From the world-renowned Pixar comes a new adventure filled to the brim with excitement, amusement, and deep heartfelt moments. While the story itself doesn’t reinvent the wheel it still serves its purpose as an entertaining animated film.
Two teenage elf brothers Barley (Chris Pratt) & Ian (Tom Holland) must set out on an adventure to spend one more day with their late father. Along the way, Ian must practice his newfound skills while their mother Laurel (Julia Louis-Dreyfus) attempts to get them back.
While the plot is straightforward, along the way are some memorable characters and beautiful locales to boot. Holland & Pratt have both shared the screen together before so it’s not surprising that they play off each other well. From beginning to end I believe in their relationship as people who truly care for each other.
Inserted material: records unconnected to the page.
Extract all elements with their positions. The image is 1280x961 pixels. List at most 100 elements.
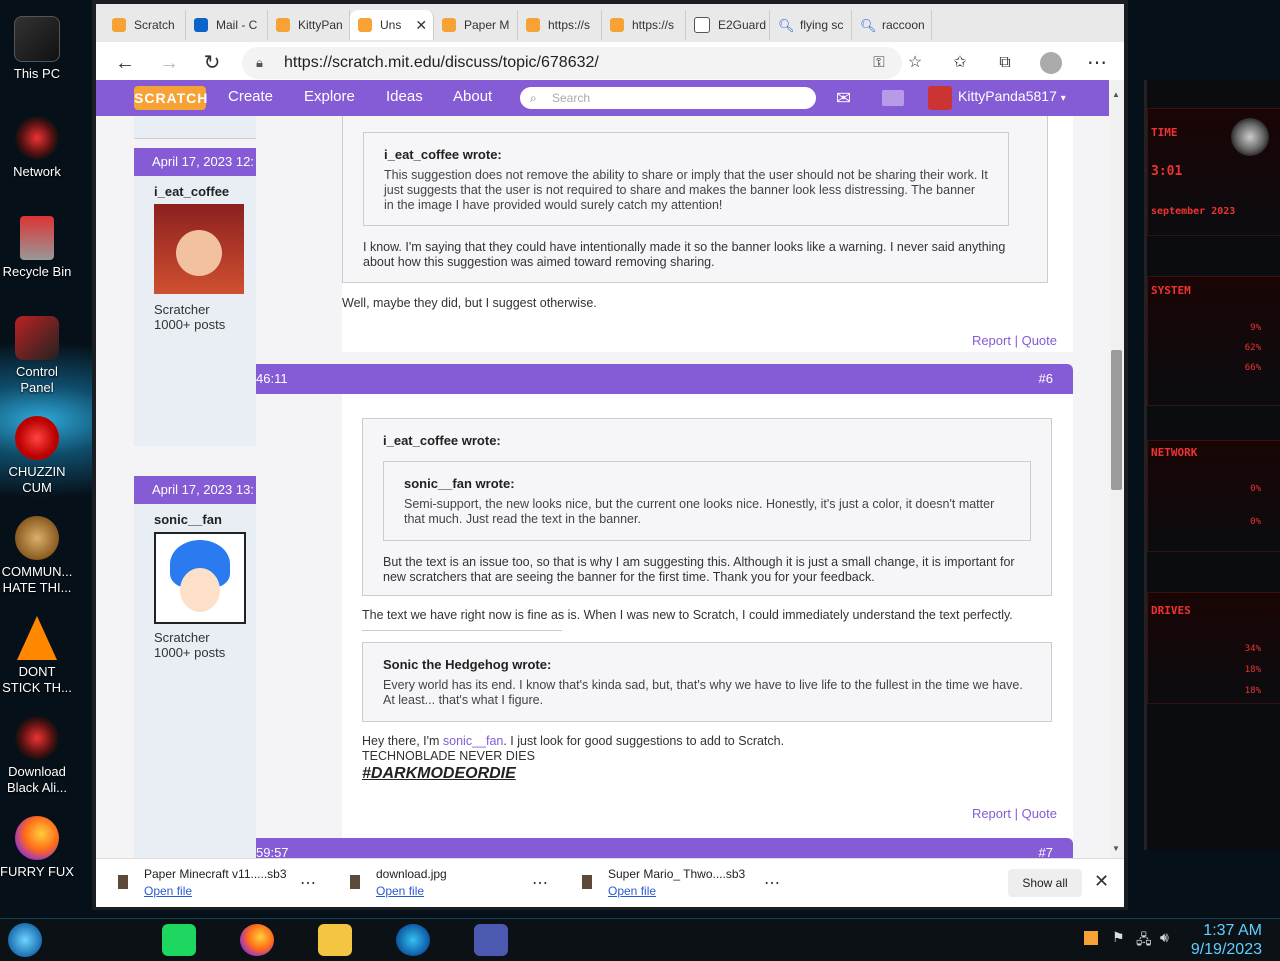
- start-button[interactable]: [8, 923, 42, 957]
- open-file-link[interactable]: Open file: [376, 884, 447, 898]
- scroll-up-icon[interactable]: ▲: [1112, 90, 1120, 99]
- tab-paper[interactable]: Paper M: [434, 10, 518, 40]
- widget-time-label: TIME: [1151, 126, 1178, 139]
- download-more-icon[interactable]: ⋯: [764, 873, 780, 893]
- signature-text: . I just look for good suggestions to ad…: [503, 734, 785, 748]
- signature-quote: Sonic the Hedgehog wrote: Every world ha…: [362, 642, 1052, 722]
- volume-icon[interactable]: 🔊︎: [1160, 929, 1169, 946]
- close-tab-icon[interactable]: ✕: [415, 17, 427, 34]
- network-tray-icon[interactable]: 🖧︎: [1136, 929, 1152, 953]
- flag-icon[interactable]: ⚑: [1112, 929, 1125, 946]
- post-header-bar: 46:11 #6: [256, 364, 1073, 394]
- author-name[interactable]: sonic__fan: [154, 512, 222, 527]
- tab-https-2[interactable]: https://s: [602, 10, 686, 40]
- settings-more-button[interactable]: ⋯: [1084, 50, 1110, 76]
- outlook-icon: [194, 18, 208, 32]
- scratch-favicon: [610, 18, 624, 32]
- tab-e2guard[interactable]: E2Guard: [686, 10, 770, 40]
- post-date: April 17, 2023 13:: [134, 476, 256, 504]
- signature-hashtag: #DARKMODEORDIE: [362, 765, 516, 782]
- user-avatar[interactable]: [928, 86, 952, 110]
- control-panel-icon: [15, 316, 59, 360]
- back-button[interactable]: ←: [112, 50, 138, 76]
- tab-scratch[interactable]: Scratch: [104, 10, 186, 40]
- widget-drive-d-pct: 18%: [1244, 665, 1261, 675]
- downloads-bar: Paper Minecraft v11.....sb3 Open file ⋯ d…: [96, 858, 1124, 907]
- author-avatar[interactable]: [154, 204, 244, 294]
- edge-icon[interactable]: [396, 924, 430, 956]
- author-name[interactable]: i_eat_coffee: [154, 184, 229, 199]
- scratch-logo[interactable]: SCRATCH: [134, 86, 207, 110]
- desktop-icon-this-pc[interactable]: This PC: [0, 16, 74, 82]
- post-number[interactable]: #6: [1039, 364, 1053, 394]
- quote-text: I know. I'm saying that they could have …: [363, 240, 1006, 269]
- post-header-bar: 59:57 #7: [256, 838, 1073, 858]
- desktop-icon-chuzzin[interactable]: CHUZZIN CUM: [0, 416, 74, 496]
- report-link[interactable]: Report: [972, 806, 1011, 821]
- collections-icon[interactable]: ⧉: [992, 50, 1018, 76]
- desktop-icon-network[interactable]: Network: [0, 116, 74, 180]
- search-input[interactable]: ⌕ Search: [520, 87, 816, 109]
- quote-link[interactable]: Quote: [1022, 806, 1057, 821]
- firefox-icon[interactable]: [240, 924, 274, 956]
- download-item[interactable]: download.jpg Open file: [350, 867, 447, 898]
- download-item[interactable]: Super Mario_ Thwo....sb3 Open file: [582, 867, 745, 898]
- desktop-icon-download-black[interactable]: Download Black Ali...: [0, 716, 74, 796]
- refresh-button[interactable]: ↻: [199, 50, 225, 76]
- author-avatar[interactable]: [154, 532, 246, 624]
- my-stuff-icon[interactable]: [882, 90, 904, 106]
- tab-flying[interactable]: 🔍︎ flying sc: [770, 10, 852, 40]
- inner-quote: i_eat_coffee wrote: This suggestion does…: [363, 132, 1009, 226]
- open-file-link[interactable]: Open file: [144, 884, 287, 898]
- download-item[interactable]: Paper Minecraft v11.....sb3 Open file: [118, 867, 287, 898]
- desktop-icon-dont-stick[interactable]: DONT STICK TH...: [0, 616, 74, 696]
- report-link[interactable]: Report: [972, 333, 1011, 348]
- forward-button[interactable]: →: [156, 50, 182, 76]
- messages-icon[interactable]: ✉: [836, 88, 851, 109]
- nav-about[interactable]: About: [453, 88, 492, 105]
- nav-create[interactable]: Create: [228, 88, 273, 105]
- page-scrollbar[interactable]: ▲ ▼: [1109, 80, 1124, 858]
- post-number[interactable]: #7: [1039, 838, 1053, 858]
- tab-raccoon[interactable]: 🔍︎ raccoon: [852, 10, 932, 40]
- close-icon[interactable]: ✕: [1094, 871, 1109, 892]
- scroll-down-icon[interactable]: ▼: [1112, 844, 1120, 853]
- file-explorer-icon[interactable]: [318, 924, 352, 956]
- download-more-icon[interactable]: ⋯: [532, 873, 548, 893]
- search-icon: ⌕: [530, 91, 537, 105]
- signature-text: Hey there, I'm: [362, 734, 443, 748]
- tab-label: KittyPan: [298, 18, 343, 32]
- tab-https-1[interactable]: https://s: [518, 10, 602, 40]
- url-input[interactable]: 🔒︎ https://scratch.mit.edu/discuss/topic…: [242, 47, 902, 79]
- post-time: 46:11: [256, 371, 288, 386]
- download-more-icon[interactable]: ⋯: [300, 873, 316, 893]
- username-menu[interactable]: KittyPanda5817 ▾: [958, 88, 1066, 104]
- desktop-icon-furry-fux[interactable]: FURRY FUX: [0, 816, 74, 880]
- app-window-icon[interactable]: [474, 924, 508, 956]
- favorites-icon[interactable]: ✩: [947, 50, 973, 76]
- quote-header: Sonic the Hedgehog wrote:: [383, 657, 552, 672]
- tab-mail[interactable]: Mail - C: [186, 10, 268, 40]
- signature-user-link[interactable]: sonic__fan: [443, 734, 503, 748]
- nav-explore[interactable]: Explore: [304, 88, 355, 105]
- nav-ideas[interactable]: Ideas: [386, 88, 423, 105]
- tab-label: raccoon: [882, 18, 925, 32]
- tab-kittypanda[interactable]: KittyPan: [268, 10, 350, 40]
- desktop-icon-label: COMMUN... HATE THI...: [1, 564, 73, 595]
- tab-active[interactable]: Uns ✕: [350, 10, 434, 40]
- desktop-icon-control-panel[interactable]: Control Panel: [0, 316, 74, 396]
- quote-link[interactable]: Quote: [1022, 333, 1057, 348]
- desktop-icon-recycle-bin[interactable]: Recycle Bin: [0, 216, 74, 280]
- taskbar-clock[interactable]: 1:37 AM 9/19/2023: [1191, 921, 1262, 959]
- quote-header: i_eat_coffee wrote:: [383, 433, 501, 448]
- open-file-link[interactable]: Open file: [608, 884, 745, 898]
- show-all-button[interactable]: Show all: [1008, 869, 1082, 897]
- spotify-icon[interactable]: [162, 924, 196, 956]
- key-icon[interactable]: ⚿: [866, 50, 892, 76]
- scrollbar-thumb[interactable]: [1111, 350, 1122, 490]
- search-icon: 🔍︎: [860, 18, 877, 33]
- desktop-icon-commun[interactable]: COMMUN... HATE THI...: [0, 516, 74, 596]
- profile-avatar[interactable]: [1038, 50, 1064, 76]
- add-favorite-icon[interactable]: ☆: [902, 50, 928, 76]
- tray-app-icon[interactable]: [1084, 931, 1098, 945]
Barley would do anything for his brother and it’s expressed without shoving it in the audience’s faces. Laurel also plays a bigger role than expected in the film, in fact, there weren’t any characters that bothered me while they were on screen.
Going into the film I believed it would entirely be about the two brothers but I was wrong. The movie benefits from having other characters with big roles. Even some with small roles give the film some added spectacle and its satisfying to watch play out.
World Building Done Right
From the opening shot, the audience is aware that their world is similar to ours except it’s filled with magical beasts. From unicorns digging through the trash like raccoons to centaurs riding in police cars, this magical land has been brought to the modern world.
To see these creatures placed in such an environment is refreshing it’s not where you’d expect to see them.
Same Old Same Old
While the overall idea for the film is fresh this isn’t an animated tale that breaks the mold. At the end of the day, it doesn’t tell a story that most audiences haven’t heard before.
However, that doesn’t make the film bad the idea of a family being able to reunite with their dead father is a story that I didn’t think I’d see from Pixar. At times the film really tugs at some heartstrings and it touched my heart. That’s a mature theme that I’m sure will leave audiences surprised that the film dealt with that.
While it’s great that most will be able to connect to the movie on an emotional level that doesn’t take away the fact that there is manufactured tension between the brothers. In most animated films at some point, the main characters will have a little bit of a falling out.
Everyone watching knows that they’ll make it up to each other and it’s just a matter of time before they do. I’ll love it when one day writers decide they don’t need to have something separate from the main characters in every film. It’s just exhausting at this point.
The idea for Onward to mix the modern world with magical characters was great. With plenty of sight gags as well as all the magic sequences the film just wouldn’t be the same if the story took place during a different time.
The film is entertaining, to say the least, and the chemistry between Tom Holland and Chris Pratt is strong from the very beginning. Their characters are both some of the best parts of the film and having them on screen together makes the movie even stronger.
Onward doesn’t tell a story that most people who have seen a film before haven’t seen. Many of the story beats are copy and pasted from other films. While I’d prefer for completely new ideas most animated films do fall into the realm of not being entirely original.
Even though the film isn’t too innovative that doesn’t make it non-enjoyable. It’s fun and adventurous you feel like you’re joining the characters on their quest. Not only that you truly support the main duo because at the end of the day who wouldn’t wanna see someone special they lost even if it was only for a day.